Bes shook his head. “This was a regular part of Ra’s nightly route—his pit stop, I guess you’d say. He would hang out for a while with his host, eat, drink, and rest up before the last stretch of his journey, which was the most dangerous.”

“His host?” I asked, though I was pretty sure whom Bes meant.

Our boat turned toward a dock, where a man and a woman stood waiting for us. Dad wore his usual brown suit. His skin glowed with a bluish tint. Mom shimmered in ghostly white, her feet not quite touching the boards.

“Of course,” Bes said. “This is the House of Osiris.”

“Sadie, Carter.” Dad pulled us into a hug like we were still little kids, but neither of us protested.

He felt solid and human, so much like his old self that it took all my willpower not to break down in tears. His goatee was neatly trimmed. His bald head gleamed. Even his cologne smelled the same: the faint scent of amber.

He held us at arm’s length to examine us, his eyes shining. I could almost believe he was still a regular mortal, but if I looked closely, I could see another layer to his appearance, like a fuzzy superimposed image: a blue-skinned man in white robes and the crown of a pharaoh. Around his neck was a djed amulet, the symbol of Osiris.

“Dad,” I said. “We failed.”

“Shhh,” he said. “None of that. This is a time to rest and renew.”

Mom smiled. “We’ve been watching your progress. You’ve both been so brave.”

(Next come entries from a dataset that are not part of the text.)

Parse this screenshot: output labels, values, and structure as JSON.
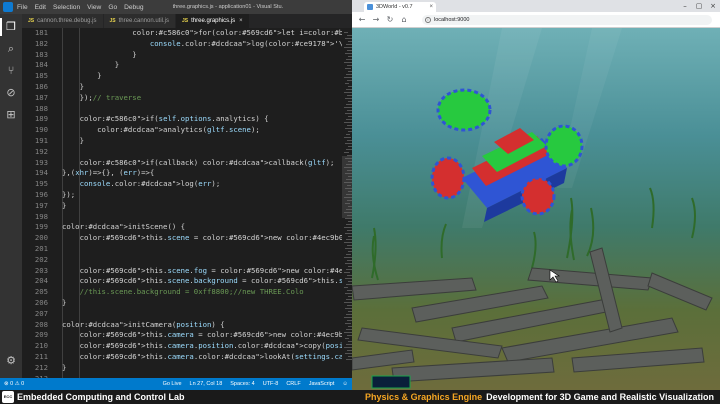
{
  "vscode": {
    "menu": [
      "File",
      "Edit",
      "Selection",
      "View",
      "Go",
      "Debug"
    ],
    "window_title": "three.graphics.js - application01 - Visual Stu...",
    "tabs": [
      {
        "label": "cannon.three.debug.js",
        "active": false
      },
      {
        "label": "three.cannon.util.js",
        "active": false
      },
      {
        "label": "three.graphics.js",
        "active": true
      }
    ],
    "icons": [
      "explorer-icon",
      "search-icon",
      "source-control-icon",
      "debug-icon",
      "extensions-icon",
      "settings-gear-icon"
    ],
    "lines": [
      {
        "n": "181",
        "t": "                for(let i=0; i<group.children.le"
      },
      {
        "n": "182",
        "t": "                    console.log('\\t', group.chi"
      },
      {
        "n": "183",
        "t": "                }"
      },
      {
        "n": "184",
        "t": "            }"
      },
      {
        "n": "185",
        "t": "        }"
      },
      {
        "n": "186",
        "t": "    }"
      },
      {
        "n": "187",
        "t": "    });// traverse"
      },
      {
        "n": "188",
        "t": ""
      },
      {
        "n": "189",
        "t": "    if(self.options.analytics) {"
      },
      {
        "n": "190",
        "t": "        analytics(gltf.scene);"
      },
      {
        "n": "191",
        "t": "    }"
      },
      {
        "n": "192",
        "t": ""
      },
      {
        "n": "193",
        "t": "    if(callback) callback(gltf);"
      },
      {
        "n": "194",
        "t": "},(xhr)=>{}, (err)=>{"
      },
      {
        "n": "195",
        "t": "    console.log(err);"
      },
      {
        "n": "196",
        "t": "});"
      },
      {
        "n": "197",
        "t": "}"
      },
      {
        "n": "198",
        "t": ""
      },
      {
        "n": "199",
        "t": "initScene() {"
      },
      {
        "n": "200",
        "t": "    this.scene = new THREE.Scene();"
      },
      {
        "n": "201",
        "t": ""
      },
      {
        "n": "202",
        "t": ""
      },
      {
        "n": "203",
        "t": "    this.scene.fog = new THREE.Fog( settings.fog.color|"
      },
      {
        "n": "204",
        "t": "    this.scene.background = this.scene.fog.color;"
      },
      {
        "n": "205",
        "t": "    //this.scene.background = 0xff8800;//new THREE.Colo"
      },
      {
        "n": "206",
        "t": "}"
      },
      {
        "n": "207",
        "t": ""
      },
      {
        "n": "208",
        "t": "initCamera(position) {"
      },
      {
        "n": "209",
        "t": "    this.camera = new THREE.PerspectiveCamera(45, window"
      },
      {
        "n": "210",
        "t": "    this.camera.position.copy(position || settings.camer"
      },
      {
        "n": "211",
        "t": "    this.camera.lookAt(settings.camera.lookAt);"
      },
      {
        "n": "212",
        "t": "}"
      },
      {
        "n": "213",
        "t": ""
      }
    ],
    "status": {
      "errors": "⊗ 0 ⚠ 0",
      "golive": "Go Live",
      "position": "Ln 27, Col 18",
      "spaces": "Spaces: 4",
      "encoding": "UTF-8",
      "eol": "CRLF",
      "language": "JavaScript"
    }
  },
  "browser": {
    "tab_title": "3DWorld - v0.7",
    "url": "localhost:9000",
    "icons": [
      "back-icon",
      "forward-icon",
      "reload-icon",
      "home-icon",
      "info-icon"
    ]
  },
  "banner": {
    "logo": "ECC",
    "lab": "Embedded Computing and Control Lab",
    "highlight": "Physics & Graphics Engine",
    "rest": "Development for 3D Game and Realistic Visualization"
  },
  "colors": {
    "accent": "#007acc",
    "keyword": "#569cd6",
    "control": "#c586c0",
    "function": "#dcdcaa",
    "variable": "#9cdcfe",
    "class": "#4ec9b0",
    "comment": "#6a9955",
    "number": "#b5cea8",
    "string": "#ce9178",
    "banner_highlight": "#f5a623"
  }
}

Seeing her was even harder than seeing Dad. I couldn’t hug her because she had no physical substance, and when she touched my face, it felt like nothing more than a warm breeze. She looked exactly as I remembered—her blond hair loose around her shoulders, her blue eyes full of life—but she was only a spirit now. Her white dress seemed to be woven from mist. If I looked directly at her, she seemed to dissolve in the light of the sun boat.